Enfin, le cinquième appelle à l'adoption de politiques ambitieuses de détection et de formation précoce des talents, notamment grâce aux dispositifs de bourses prévus par le Décret no 179, afin de constituer un vivier solide de compétences nationales.
Steve Bui souligne tout particulièrement la responsabilité partagée de l’État, des entreprises, des établissements d’enseignement supérieur et des organisations internationales dans la construction d’un écosystème performant de développement des talents.
L'État doit agir comme un architecte institutionnel, en mettant en place un cadre juridique adapté, des mécanismes d'incitation efficaces ainsi que des investissements publics destinés aux infrastructures de recherche.

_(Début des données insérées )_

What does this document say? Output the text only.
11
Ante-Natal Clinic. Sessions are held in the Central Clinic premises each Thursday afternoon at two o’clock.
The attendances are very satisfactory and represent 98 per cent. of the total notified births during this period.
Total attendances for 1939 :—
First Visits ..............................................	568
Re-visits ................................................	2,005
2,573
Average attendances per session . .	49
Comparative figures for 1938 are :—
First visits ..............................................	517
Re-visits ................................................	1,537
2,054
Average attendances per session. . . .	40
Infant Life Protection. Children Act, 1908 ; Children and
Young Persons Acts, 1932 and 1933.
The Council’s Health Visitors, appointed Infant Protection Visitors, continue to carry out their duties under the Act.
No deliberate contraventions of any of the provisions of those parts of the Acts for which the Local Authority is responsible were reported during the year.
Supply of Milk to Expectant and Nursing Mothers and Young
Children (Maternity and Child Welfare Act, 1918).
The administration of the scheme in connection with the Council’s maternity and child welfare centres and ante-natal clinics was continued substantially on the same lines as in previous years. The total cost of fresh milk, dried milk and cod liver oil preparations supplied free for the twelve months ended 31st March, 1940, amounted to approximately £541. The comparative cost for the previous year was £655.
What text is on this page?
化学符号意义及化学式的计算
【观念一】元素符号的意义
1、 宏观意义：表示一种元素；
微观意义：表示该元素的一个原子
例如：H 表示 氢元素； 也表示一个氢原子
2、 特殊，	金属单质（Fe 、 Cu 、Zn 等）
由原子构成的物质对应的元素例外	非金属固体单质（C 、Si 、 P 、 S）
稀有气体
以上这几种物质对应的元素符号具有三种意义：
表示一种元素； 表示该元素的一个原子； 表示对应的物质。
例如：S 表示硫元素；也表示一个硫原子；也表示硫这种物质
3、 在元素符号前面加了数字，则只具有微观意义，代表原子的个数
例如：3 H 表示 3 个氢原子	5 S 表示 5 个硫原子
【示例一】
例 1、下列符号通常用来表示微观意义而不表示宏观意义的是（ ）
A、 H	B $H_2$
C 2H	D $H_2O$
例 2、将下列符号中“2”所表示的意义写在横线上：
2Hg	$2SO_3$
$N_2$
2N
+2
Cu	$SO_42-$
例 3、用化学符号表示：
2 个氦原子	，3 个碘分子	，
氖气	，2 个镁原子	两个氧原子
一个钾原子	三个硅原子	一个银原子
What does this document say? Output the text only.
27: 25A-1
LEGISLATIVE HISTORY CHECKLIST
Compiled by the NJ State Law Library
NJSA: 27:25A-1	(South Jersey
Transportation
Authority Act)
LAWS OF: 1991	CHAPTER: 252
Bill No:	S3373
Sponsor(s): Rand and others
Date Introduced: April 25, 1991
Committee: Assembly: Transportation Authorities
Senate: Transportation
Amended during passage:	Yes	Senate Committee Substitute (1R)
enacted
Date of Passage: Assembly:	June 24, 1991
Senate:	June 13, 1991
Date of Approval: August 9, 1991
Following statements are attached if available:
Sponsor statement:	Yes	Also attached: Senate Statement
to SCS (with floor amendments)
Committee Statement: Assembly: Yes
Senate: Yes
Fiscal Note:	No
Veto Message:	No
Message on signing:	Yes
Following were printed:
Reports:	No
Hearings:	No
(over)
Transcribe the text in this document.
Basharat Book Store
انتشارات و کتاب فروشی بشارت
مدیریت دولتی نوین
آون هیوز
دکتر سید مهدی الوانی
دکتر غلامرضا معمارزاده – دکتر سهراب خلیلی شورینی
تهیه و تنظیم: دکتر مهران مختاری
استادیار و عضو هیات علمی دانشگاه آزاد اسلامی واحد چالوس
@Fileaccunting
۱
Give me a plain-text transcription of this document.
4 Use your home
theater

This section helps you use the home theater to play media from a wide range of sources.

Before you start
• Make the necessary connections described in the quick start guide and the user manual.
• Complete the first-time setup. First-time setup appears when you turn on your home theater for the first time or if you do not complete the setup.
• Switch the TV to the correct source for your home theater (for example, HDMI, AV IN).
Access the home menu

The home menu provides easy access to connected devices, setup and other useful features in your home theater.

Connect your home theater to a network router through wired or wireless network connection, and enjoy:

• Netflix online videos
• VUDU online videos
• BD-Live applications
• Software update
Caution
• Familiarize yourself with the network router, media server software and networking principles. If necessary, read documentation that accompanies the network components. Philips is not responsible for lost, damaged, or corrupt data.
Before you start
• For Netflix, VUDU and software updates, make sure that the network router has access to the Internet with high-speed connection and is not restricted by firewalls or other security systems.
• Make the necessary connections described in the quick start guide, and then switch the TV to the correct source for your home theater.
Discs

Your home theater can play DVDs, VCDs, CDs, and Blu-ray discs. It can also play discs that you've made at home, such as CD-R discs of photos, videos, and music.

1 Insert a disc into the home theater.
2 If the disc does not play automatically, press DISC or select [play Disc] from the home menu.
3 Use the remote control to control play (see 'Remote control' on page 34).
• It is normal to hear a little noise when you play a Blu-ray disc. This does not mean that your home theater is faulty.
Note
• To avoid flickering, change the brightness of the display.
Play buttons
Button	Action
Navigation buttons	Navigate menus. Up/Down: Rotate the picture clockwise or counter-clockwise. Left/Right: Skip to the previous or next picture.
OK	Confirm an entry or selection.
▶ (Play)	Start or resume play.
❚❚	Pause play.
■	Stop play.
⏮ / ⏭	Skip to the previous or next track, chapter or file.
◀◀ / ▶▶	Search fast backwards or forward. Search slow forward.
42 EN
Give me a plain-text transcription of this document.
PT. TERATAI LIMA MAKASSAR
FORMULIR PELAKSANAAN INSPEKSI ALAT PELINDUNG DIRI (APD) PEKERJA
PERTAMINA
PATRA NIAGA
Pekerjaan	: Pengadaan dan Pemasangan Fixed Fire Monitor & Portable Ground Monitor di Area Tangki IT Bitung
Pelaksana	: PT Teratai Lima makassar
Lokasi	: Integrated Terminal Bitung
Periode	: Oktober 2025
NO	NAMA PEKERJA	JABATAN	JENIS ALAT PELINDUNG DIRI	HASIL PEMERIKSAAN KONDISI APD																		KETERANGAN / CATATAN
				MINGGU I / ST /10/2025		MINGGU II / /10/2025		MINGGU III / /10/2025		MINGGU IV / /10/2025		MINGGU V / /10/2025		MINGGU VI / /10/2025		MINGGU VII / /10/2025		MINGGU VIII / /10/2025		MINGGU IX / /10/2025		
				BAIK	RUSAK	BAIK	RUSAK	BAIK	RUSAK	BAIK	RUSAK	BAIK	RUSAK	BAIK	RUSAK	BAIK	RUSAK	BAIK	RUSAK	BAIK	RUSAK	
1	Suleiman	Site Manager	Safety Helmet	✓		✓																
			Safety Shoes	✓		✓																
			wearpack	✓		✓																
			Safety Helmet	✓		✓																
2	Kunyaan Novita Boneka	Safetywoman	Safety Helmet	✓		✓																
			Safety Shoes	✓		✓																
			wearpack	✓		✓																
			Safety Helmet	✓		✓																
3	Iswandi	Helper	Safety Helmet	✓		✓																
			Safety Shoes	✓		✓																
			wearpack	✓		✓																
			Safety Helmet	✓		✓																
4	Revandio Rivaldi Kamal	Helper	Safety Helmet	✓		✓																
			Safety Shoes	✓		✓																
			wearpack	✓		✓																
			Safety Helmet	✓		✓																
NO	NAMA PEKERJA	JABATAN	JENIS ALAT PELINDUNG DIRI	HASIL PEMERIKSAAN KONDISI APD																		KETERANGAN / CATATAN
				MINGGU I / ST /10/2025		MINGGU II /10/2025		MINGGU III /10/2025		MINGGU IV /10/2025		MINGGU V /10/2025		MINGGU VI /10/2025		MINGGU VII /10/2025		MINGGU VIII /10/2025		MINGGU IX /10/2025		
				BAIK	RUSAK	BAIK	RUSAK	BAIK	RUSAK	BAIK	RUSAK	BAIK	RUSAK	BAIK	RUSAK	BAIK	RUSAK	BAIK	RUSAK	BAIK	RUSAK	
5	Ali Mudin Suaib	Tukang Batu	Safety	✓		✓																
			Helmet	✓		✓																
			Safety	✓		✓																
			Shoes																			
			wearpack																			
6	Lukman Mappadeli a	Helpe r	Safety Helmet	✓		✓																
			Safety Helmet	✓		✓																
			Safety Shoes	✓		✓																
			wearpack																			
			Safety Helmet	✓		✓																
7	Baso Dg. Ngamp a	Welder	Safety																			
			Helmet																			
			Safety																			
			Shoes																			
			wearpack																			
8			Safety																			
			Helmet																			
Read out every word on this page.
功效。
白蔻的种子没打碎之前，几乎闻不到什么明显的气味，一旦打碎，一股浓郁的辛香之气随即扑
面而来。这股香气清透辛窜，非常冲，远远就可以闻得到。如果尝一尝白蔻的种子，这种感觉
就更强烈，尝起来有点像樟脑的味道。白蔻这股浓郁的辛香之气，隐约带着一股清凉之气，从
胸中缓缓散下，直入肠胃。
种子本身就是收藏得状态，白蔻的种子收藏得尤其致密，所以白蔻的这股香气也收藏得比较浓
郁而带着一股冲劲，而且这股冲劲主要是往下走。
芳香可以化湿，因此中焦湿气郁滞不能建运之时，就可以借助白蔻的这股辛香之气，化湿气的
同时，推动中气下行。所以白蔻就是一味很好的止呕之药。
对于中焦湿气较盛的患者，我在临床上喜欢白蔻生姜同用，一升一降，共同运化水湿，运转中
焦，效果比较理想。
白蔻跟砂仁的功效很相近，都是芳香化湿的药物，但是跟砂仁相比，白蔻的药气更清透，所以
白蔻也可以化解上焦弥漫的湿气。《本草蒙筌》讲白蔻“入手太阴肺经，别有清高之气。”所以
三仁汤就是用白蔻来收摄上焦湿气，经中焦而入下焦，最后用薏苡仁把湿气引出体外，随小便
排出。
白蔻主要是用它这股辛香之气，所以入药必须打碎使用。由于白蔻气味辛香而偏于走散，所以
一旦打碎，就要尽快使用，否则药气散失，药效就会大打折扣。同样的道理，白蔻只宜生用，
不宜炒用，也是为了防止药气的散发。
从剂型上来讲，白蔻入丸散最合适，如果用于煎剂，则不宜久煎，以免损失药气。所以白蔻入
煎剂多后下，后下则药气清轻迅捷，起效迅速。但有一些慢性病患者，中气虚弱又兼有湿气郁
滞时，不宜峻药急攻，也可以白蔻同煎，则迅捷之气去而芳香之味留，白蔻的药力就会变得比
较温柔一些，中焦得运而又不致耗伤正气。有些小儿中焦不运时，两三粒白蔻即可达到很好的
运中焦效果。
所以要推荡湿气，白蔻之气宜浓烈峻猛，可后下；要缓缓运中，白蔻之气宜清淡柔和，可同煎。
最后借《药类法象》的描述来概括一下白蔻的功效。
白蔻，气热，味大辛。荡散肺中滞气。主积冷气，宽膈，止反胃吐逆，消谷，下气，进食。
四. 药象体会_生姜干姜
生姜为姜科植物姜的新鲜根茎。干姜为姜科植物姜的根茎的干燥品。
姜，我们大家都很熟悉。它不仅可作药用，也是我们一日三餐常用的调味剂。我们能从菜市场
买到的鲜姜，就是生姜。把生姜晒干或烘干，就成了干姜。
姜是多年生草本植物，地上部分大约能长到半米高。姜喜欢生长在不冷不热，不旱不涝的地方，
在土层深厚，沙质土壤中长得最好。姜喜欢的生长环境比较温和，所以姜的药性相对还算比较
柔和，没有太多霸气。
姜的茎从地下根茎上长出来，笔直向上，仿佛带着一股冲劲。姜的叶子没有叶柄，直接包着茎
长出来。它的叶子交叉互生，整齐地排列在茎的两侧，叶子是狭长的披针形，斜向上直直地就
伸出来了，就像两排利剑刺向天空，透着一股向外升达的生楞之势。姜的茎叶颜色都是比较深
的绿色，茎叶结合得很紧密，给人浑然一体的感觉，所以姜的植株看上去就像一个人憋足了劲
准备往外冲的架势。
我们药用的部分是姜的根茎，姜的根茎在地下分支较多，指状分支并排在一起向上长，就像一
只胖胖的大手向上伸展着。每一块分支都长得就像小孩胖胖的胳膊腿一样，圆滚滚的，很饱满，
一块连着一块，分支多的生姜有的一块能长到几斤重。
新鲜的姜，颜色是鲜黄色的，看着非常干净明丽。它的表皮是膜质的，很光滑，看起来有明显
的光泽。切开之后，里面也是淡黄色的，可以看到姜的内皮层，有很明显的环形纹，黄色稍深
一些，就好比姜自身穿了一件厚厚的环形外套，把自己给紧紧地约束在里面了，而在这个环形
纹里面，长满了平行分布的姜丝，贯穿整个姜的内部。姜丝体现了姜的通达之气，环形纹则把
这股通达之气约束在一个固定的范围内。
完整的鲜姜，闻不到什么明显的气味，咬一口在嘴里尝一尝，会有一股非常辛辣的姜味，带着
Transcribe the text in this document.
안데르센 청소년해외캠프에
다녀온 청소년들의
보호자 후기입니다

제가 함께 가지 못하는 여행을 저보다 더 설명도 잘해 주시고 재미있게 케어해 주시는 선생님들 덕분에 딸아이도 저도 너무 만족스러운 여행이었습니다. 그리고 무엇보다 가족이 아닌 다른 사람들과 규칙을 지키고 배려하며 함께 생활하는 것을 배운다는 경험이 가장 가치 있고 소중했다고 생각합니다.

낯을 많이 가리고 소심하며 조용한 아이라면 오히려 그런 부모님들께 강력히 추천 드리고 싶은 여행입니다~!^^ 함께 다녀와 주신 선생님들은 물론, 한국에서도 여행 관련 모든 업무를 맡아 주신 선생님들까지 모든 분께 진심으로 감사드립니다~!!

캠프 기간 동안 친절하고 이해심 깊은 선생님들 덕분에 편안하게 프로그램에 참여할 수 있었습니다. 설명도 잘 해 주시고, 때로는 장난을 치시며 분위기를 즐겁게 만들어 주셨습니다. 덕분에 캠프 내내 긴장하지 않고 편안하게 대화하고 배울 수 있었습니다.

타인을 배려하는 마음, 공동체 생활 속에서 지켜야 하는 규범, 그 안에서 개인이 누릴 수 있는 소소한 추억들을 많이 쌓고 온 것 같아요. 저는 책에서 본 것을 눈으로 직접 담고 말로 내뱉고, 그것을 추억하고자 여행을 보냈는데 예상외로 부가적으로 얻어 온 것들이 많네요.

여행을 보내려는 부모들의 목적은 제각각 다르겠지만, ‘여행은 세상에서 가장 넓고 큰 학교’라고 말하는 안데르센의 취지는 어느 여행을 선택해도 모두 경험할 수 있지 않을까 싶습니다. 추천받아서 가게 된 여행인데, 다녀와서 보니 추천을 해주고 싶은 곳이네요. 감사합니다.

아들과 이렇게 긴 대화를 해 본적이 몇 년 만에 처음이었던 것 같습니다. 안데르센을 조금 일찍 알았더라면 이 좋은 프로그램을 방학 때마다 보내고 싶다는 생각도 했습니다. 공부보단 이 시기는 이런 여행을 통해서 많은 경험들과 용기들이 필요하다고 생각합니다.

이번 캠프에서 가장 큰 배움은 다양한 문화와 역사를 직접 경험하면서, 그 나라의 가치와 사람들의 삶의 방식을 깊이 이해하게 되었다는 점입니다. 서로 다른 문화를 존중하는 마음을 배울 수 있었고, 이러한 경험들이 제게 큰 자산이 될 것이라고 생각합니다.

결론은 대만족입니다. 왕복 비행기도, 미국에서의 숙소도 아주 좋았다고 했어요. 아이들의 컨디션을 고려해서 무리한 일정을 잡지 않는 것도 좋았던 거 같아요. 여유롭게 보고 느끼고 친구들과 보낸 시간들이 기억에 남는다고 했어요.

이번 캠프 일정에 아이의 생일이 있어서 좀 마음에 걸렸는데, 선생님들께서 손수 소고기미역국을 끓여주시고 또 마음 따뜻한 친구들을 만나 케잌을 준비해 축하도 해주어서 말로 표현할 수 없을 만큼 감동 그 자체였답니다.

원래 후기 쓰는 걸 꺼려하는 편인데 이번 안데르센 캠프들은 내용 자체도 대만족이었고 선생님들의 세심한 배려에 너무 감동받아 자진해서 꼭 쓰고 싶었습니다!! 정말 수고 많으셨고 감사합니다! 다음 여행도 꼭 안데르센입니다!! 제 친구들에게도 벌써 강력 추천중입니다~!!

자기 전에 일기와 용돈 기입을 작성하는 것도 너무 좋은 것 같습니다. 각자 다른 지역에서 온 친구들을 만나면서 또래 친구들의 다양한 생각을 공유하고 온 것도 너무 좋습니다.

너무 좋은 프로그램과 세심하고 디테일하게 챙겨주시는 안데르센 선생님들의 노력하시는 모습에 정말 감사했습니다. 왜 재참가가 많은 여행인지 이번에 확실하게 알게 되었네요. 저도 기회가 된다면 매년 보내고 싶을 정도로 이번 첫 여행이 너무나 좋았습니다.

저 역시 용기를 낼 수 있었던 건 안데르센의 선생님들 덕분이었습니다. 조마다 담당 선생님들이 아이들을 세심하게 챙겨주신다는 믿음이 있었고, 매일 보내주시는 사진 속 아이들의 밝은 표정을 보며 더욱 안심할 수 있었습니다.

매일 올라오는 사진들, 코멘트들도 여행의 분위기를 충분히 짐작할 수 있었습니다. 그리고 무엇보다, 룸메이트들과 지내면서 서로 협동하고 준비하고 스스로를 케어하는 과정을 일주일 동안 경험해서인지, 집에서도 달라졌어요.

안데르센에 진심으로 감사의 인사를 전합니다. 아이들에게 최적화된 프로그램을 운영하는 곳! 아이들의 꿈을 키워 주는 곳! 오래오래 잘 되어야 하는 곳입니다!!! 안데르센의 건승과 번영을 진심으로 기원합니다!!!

Les entreprises constituent, quant à elles, les principaux lieux d’expérimentation, d’application et de valorisation économique des résultats de la recherche. Elles jouent également un rôle essentiel dans le financement de l’innovation et dans l’expression des besoins concrets de l’économie.
Les universités et les instituts de recherche demeurent les pépinières où se forment et s’épanouissent les talents, en assurant une articulation étroite entre enseignement, recherche scientifique et besoins du monde socio-économique.
Les organisations internationales, pour leur part, facilitent les coopérations bilatérales et multilatérales, favorisent le partage des connaissances et offrent un accès privilégié aux technologies les plus avancées.
Enfin, c’est la coopération étroite entre les chercheurs, les experts et l’ensemble de ces acteurs qui permettra de faire émerger un écosystème national des talents solide, durable et compétitif à l’échelle internationale.